Per comprendere la genesi di quest’opera, Succedeoggi ha in intervistato Shahira Mehrez.
Quando si appassionò ai vestiti tradizionale egiziani?
Il mio primo incontro con i costumi tradizionali avvenne nel 1960, quando mio fratello, di ritorno da un viaggio nel Sinai settentrionale, mi portò un abito beduino. Non ero mai stata lì di persona, dato che all’epoca gli egiziani avevano bisogno di un permesso speciale dal governatore militare per visitare la Penisola del Sinai e il “Distretto di Gaza”; questo era il nome dato al settore della Palestina sotto il dominio egiziano dopo la Nakba, l’occupazione delle terre arabe da parte di Israele nel 1948. Non avrei mai ottenuto l’autorizzazione, poiché diversi fattori giocavano a mio sfavore: ero una ragazza di sedici anni senza parenti di primo grado che vivessero in quell’area per assumersi la responsabilità di me e garantire il mio buon comportamento.
Questo abito cambiò la mia vita. Inizialmente influenzò solo il mio modo di vestire, permettendomi di apparire diversa dai miei coetanei occidentalizzati e dalle mode illustrate in Burda, Elle e Marie Claire, ma in breve tempo, essendo cresciuta in scuole francesi dove nei libri di storia si leggeva “nos ancêtres les Gaulois” e in un Paese in cui l’aggettivo baladī (“di campagna”, locale) era considerato uno dei termini più dispregiativi, divenne un simbolo.
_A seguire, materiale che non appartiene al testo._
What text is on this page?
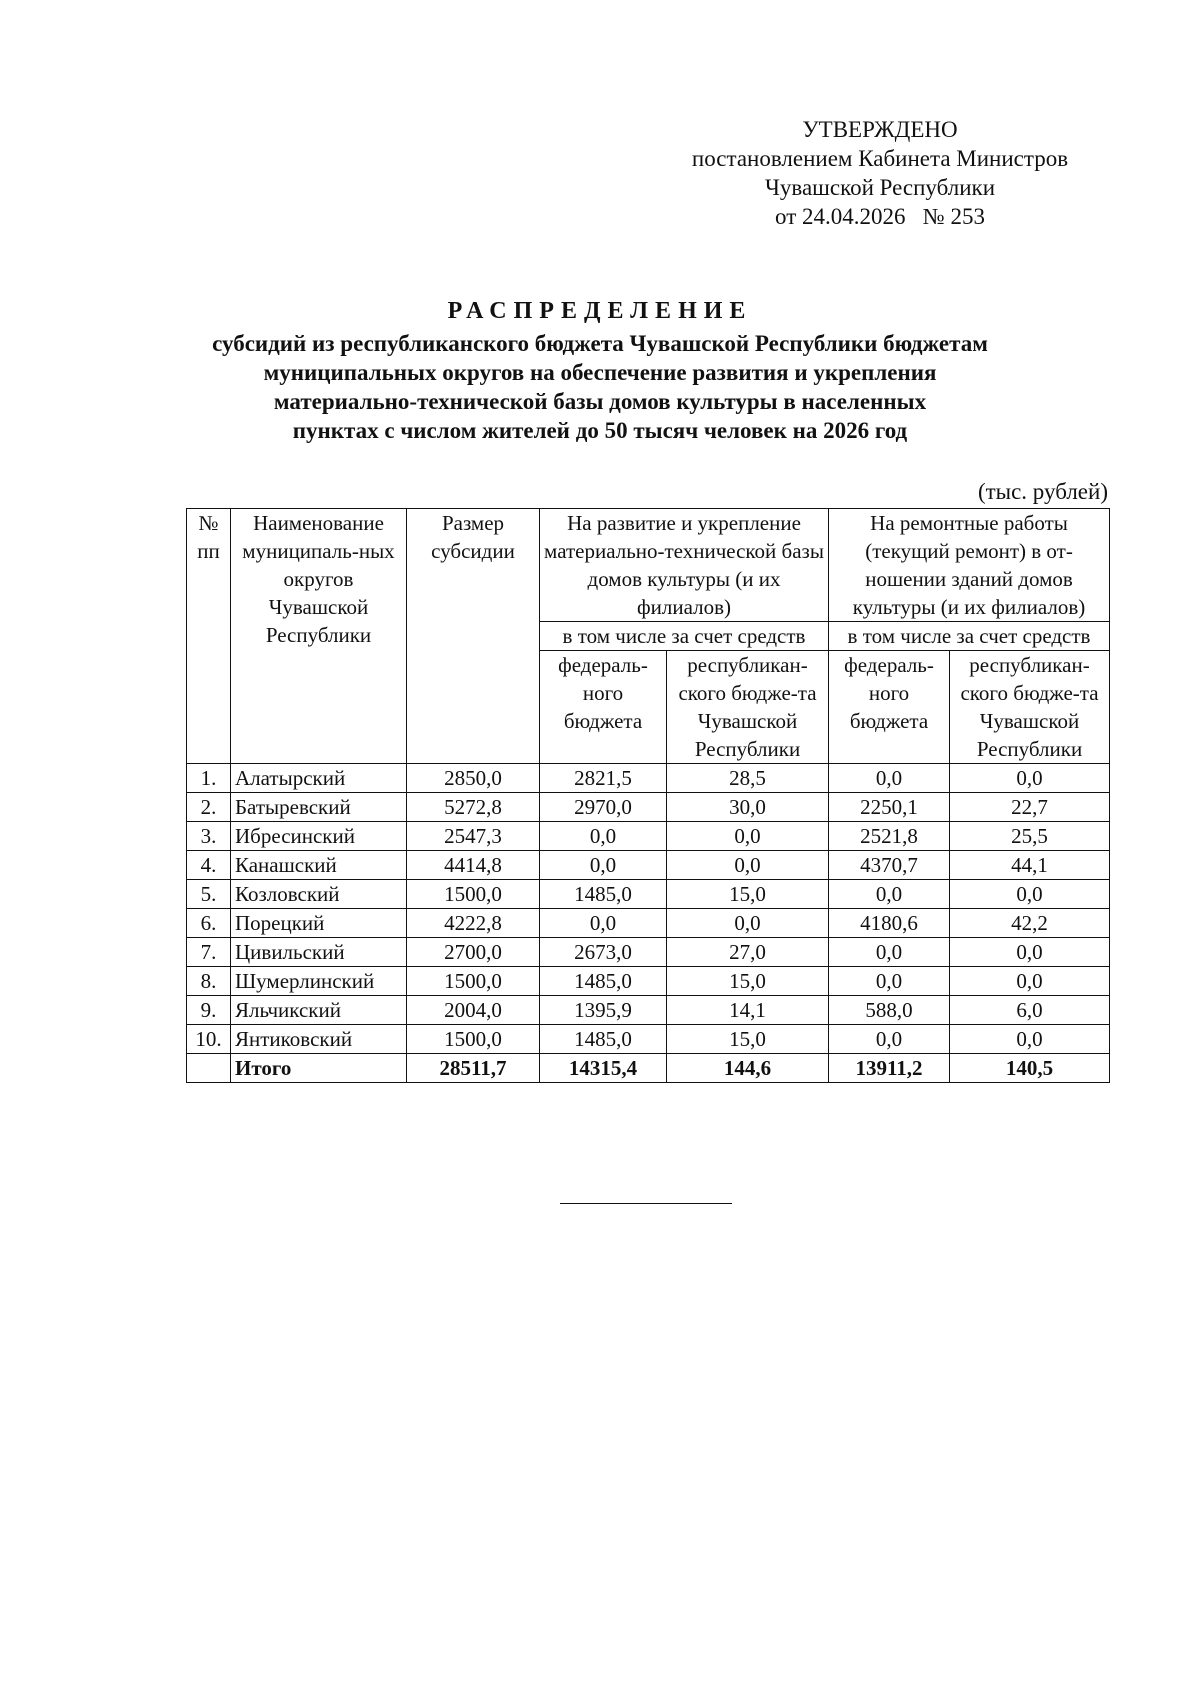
УТВЕРЖДЕНО
постановлением Кабинета Министров
Чувашской Республики
от 24.04.2026   № 253
РАСПРЕДЕЛЕНИЕ
субсидий из республиканского бюджета Чувашской Республики бюджетам
муниципальных округов на обеспечение развития и укрепления
материально-технической базы домов культуры в населенных
пунктах с числом жителей до 50 тысяч человек на 2026 год
(тыс. рублей)
№ пп	Наименование муниципаль-ных округов Чувашской Республики	Размер субсидии	На развитие и укрепление материально-технической базы домов культуры (и их филиалов)		На ремонтные работы (текущий ремонт) в от-ношении зданий домов культуры (и их филиалов)	
			в том числе за счет средств		в том числе за счет средств	
			федераль-ного бюджета	республикан-ского бюдже-та Чувашской Республики	федераль-ного бюджета	республикан-ского бюдже-та Чувашской Республики
1.	Алатырский	2850,0	2821,5	28,5	0,0	0,0
2.	Батыревский	5272,8	2970,0	30,0	2250,1	22,7
3.	Ибресинский	2547,3	0,0	0,0	2521,8	25,5
4.	Канашский	4414,8	0,0	0,0	4370,7	44,1
5.	Козловский	1500,0	1485,0	15,0	0,0	0,0
6.	Порецкий	4222,8	0,0	0,0	4180,6	42,2
7.	Цивильский	2700,0	2673,0	27,0	0,0	0,0
8.	Шумерлинский	1500,0	1485,0	15,0	0,0	0,0
9.	Яльчикский	2004,0	1395,9	14,1	588,0	6,0
10.	Янтиковский	1500,0	1485,0	15,0	0,0	0,0
	Итого	28511,7	14315,4	144,6	13911,2	140,5
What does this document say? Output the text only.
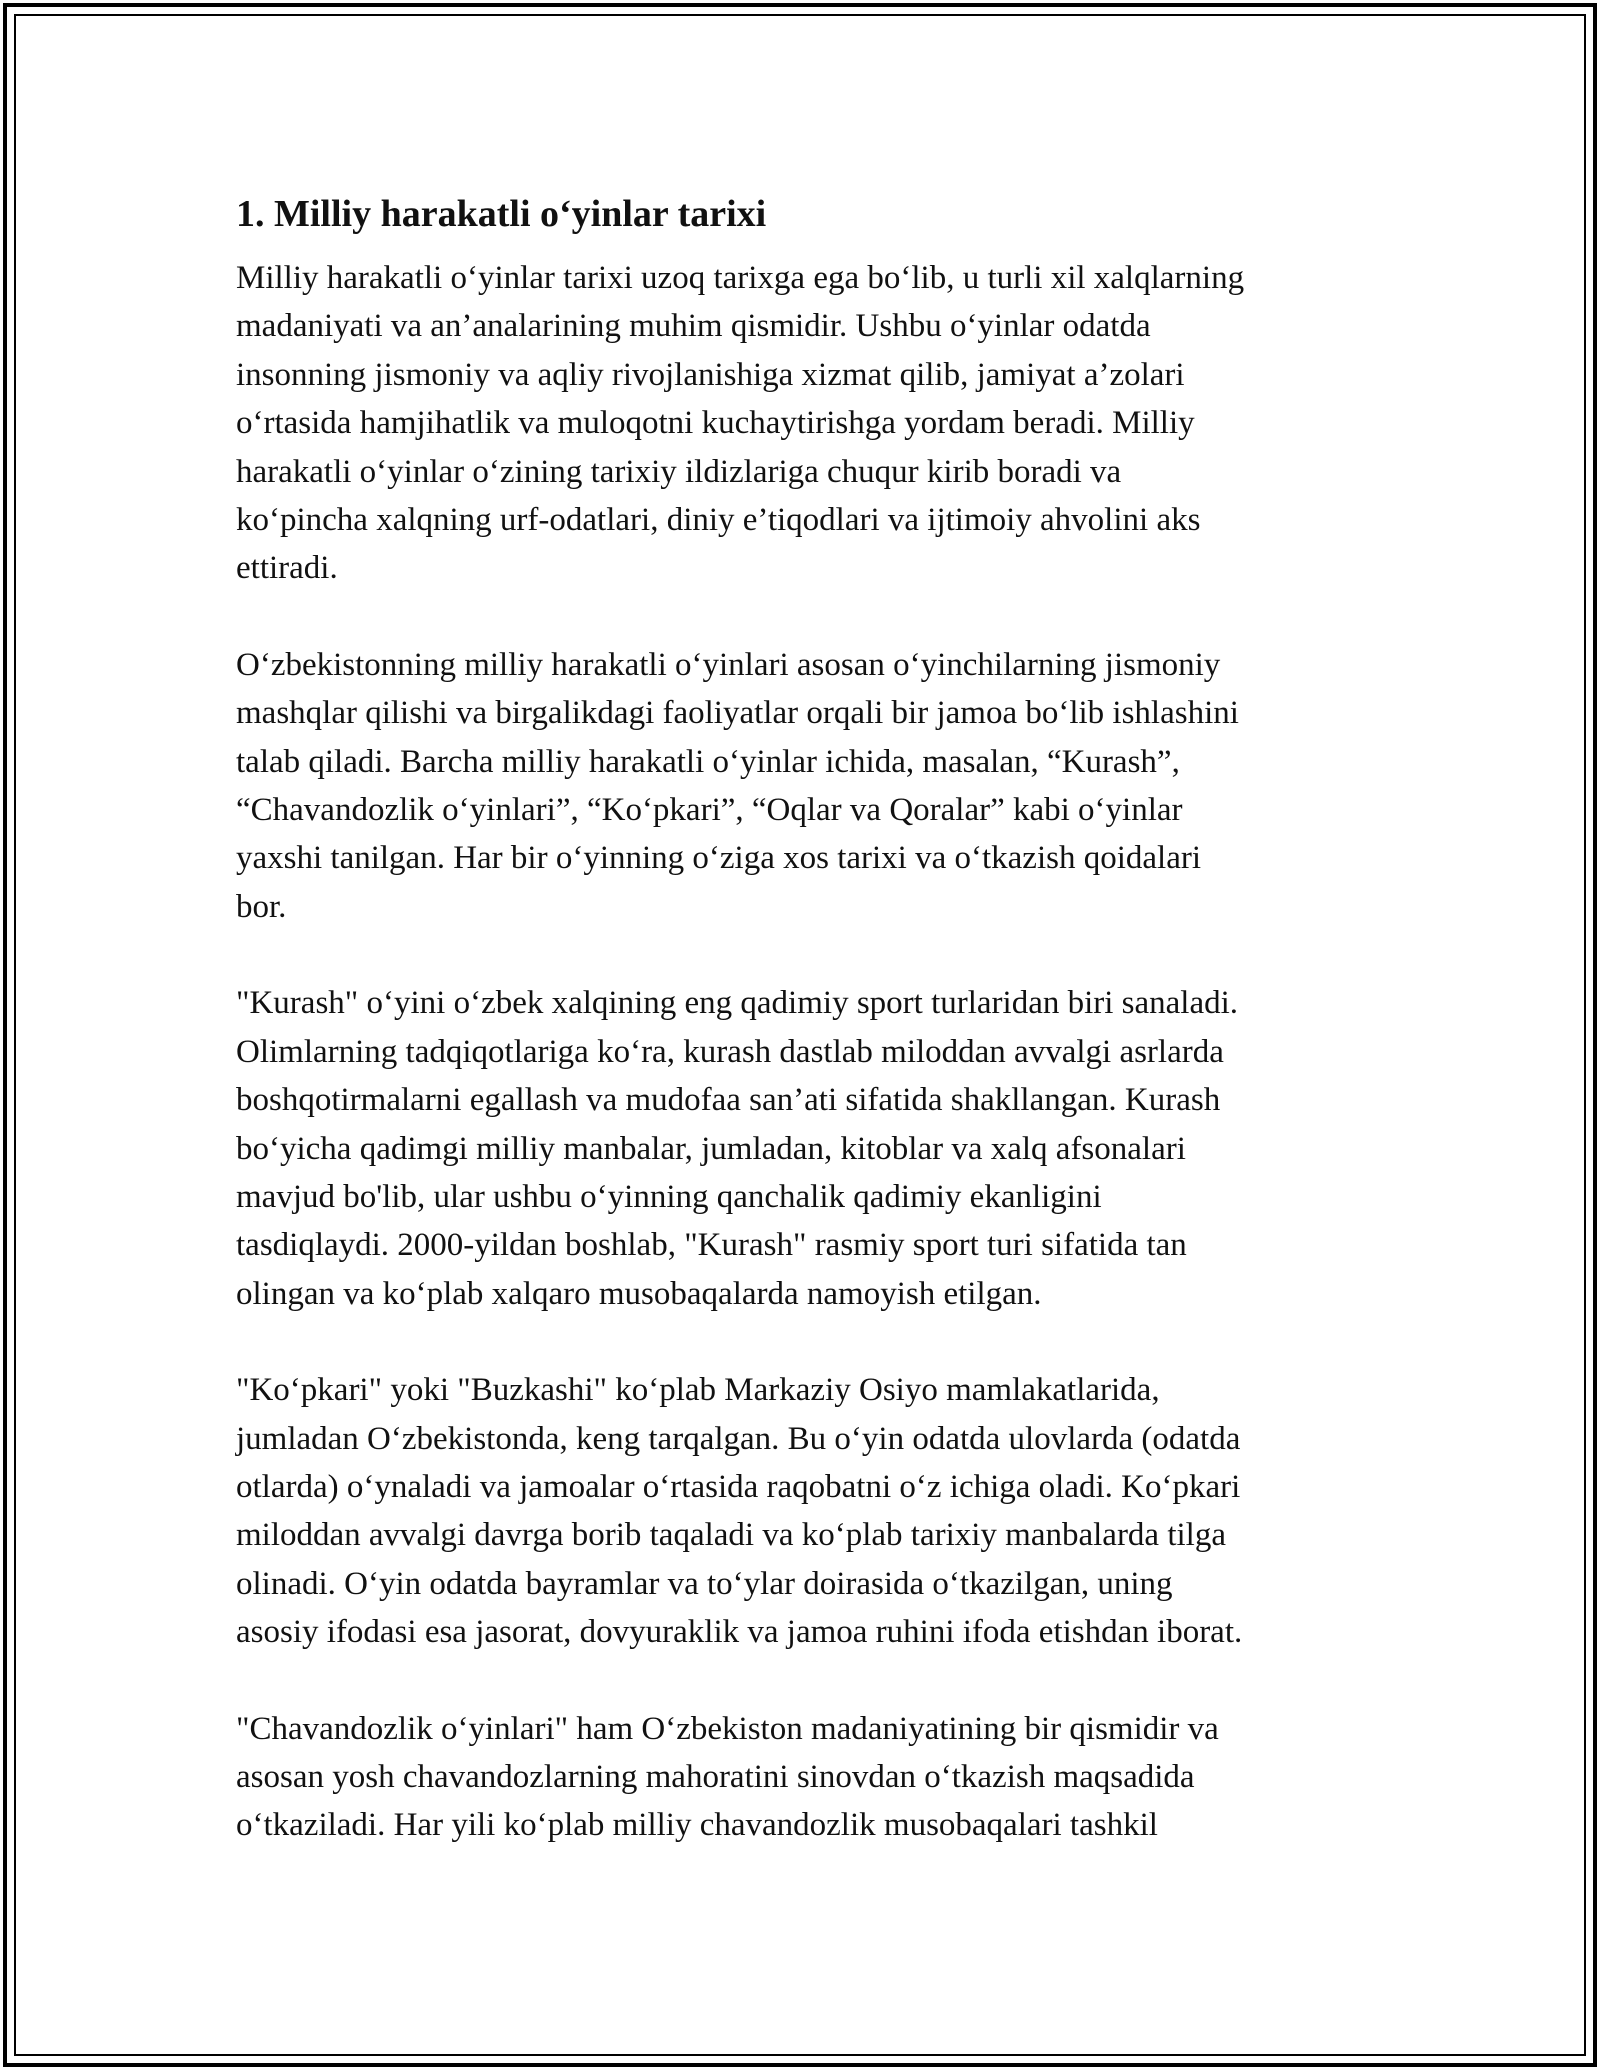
1. Milliy harakatli o‘yinlar tarixi

Milliy harakatli o‘yinlar tarixi uzoq tarixga ega bo‘lib, u turli xil xalqlarning
madaniyati va an’analarining muhim qismidir. Ushbu o‘yinlar odatda
insonning jismoniy va aqliy rivojlanishiga xizmat qilib, jamiyat a’zolari
o‘rtasida hamjihatlik va muloqotni kuchaytirishga yordam beradi. Milliy
harakatli o‘yinlar o‘zining tarixiy ildizlariga chuqur kirib boradi va
ko‘pincha xalqning urf-odatlari, diniy e’tiqodlari va ijtimoiy ahvolini aks
ettiradi.

O‘zbekistonning milliy harakatli o‘yinlari asosan o‘yinchilarning jismoniy
mashqlar qilishi va birgalikdagi faoliyatlar orqali bir jamoa bo‘lib ishlashini
talab qiladi. Barcha milliy harakatli o‘yinlar ichida, masalan, “Kurash”,
“Chavandozlik o‘yinlari”, “Ko‘pkari”, “Oqlar va Qoralar” kabi o‘yinlar
yaxshi tanilgan. Har bir o‘yinning o‘ziga xos tarixi va o‘tkazish qoidalari
bor.

"Kurash" o‘yini o‘zbek xalqining eng qadimiy sport turlaridan biri sanaladi.
Olimlarning tadqiqotlariga ko‘ra, kurash dastlab miloddan avvalgi asrlarda
boshqotirmalarni egallash va mudofaa san’ati sifatida shakllangan. Kurash
bo‘yicha qadimgi milliy manbalar, jumladan, kitoblar va xalq afsonalari
mavjud bo'lib, ular ushbu o‘yinning qanchalik qadimiy ekanligini
tasdiqlaydi. 2000-yildan boshlab, "Kurash" rasmiy sport turi sifatida tan
olingan va ko‘plab xalqaro musobaqalarda namoyish etilgan.

"Ko‘pkari" yoki "Buzkashi" ko‘plab Markaziy Osiyo mamlakatlarida,
jumladan O‘zbekistonda, keng tarqalgan. Bu o‘yin odatda ulovlarda (odatda
otlarda) o‘ynaladi va jamoalar o‘rtasida raqobatni o‘z ichiga oladi. Ko‘pkari
miloddan avvalgi davrga borib taqaladi va ko‘plab tarixiy manbalarda tilga
olinadi. O‘yin odatda bayramlar va to‘ylar doirasida o‘tkazilgan, uning
asosiy ifodasi esa jasorat, dovyuraklik va jamoa ruhini ifoda etishdan iborat.

"Chavandozlik o‘yinlari" ham O‘zbekiston madaniyatining bir qismidir va
asosan yosh chavandozlarning mahoratini sinovdan o‘tkazish maqsadida
o‘tkaziladi. Har yili ko‘plab milliy chavandozlik musobaqalari tashkil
Questo è il motivo per cui questo studio include solo i costumi femminili, poiché nacque come una ricerca molto personale di identità. Rivendicare questa eredità fu un primo passo verso la riconciliazione tra la mia educazione occidentale e il mio background tradizionale egiziano; non immaginavo minimamente che, per i miei concittadini, questi abiti mi avrebbero resa ancora più estranea!
Fu quindi la necessità di riconciliarsi con l’Egitto che la spinse?
Sì, la necessità di affermare la mia identità accese in me il desiderio di conoscere meglio la mia cultura e portò a decisioni più profonde e radicali. Innanzitutto, dopo essermi laureata in chimica, cambiai indirizzo e intrapresi un master in Arte e Architettura Islamica; in seguito, cercai e trovai Hassan Fathy, un visionario che credeva nell’uso del passato per creare il futuro, e attraverso di lui scoprii un altro Egitto: quello degli ultimi custodi della tradizione, delle persone semplici, dei contadini, degli abitanti delle oasi e dei beduini. Infine, rinunciando agli studi accademici e al mio Dottorato di Ricerca sulla Moschea/Madrasa del Sultano Hassan, scelsi di intraprendere un viaggio attraverso l’Egitto: di provincia in provincia, mi portò oltre i confini geografici, indietro di migliaia di anni, per documentare le ultime tracce di tradizioni millenarie che avevo visto nei musei, studiato nei libri, ma che non immaginavo potessero ancora sopravvivere alla fine del XX secolo. Quest’opera è il risultato di questa ricerca.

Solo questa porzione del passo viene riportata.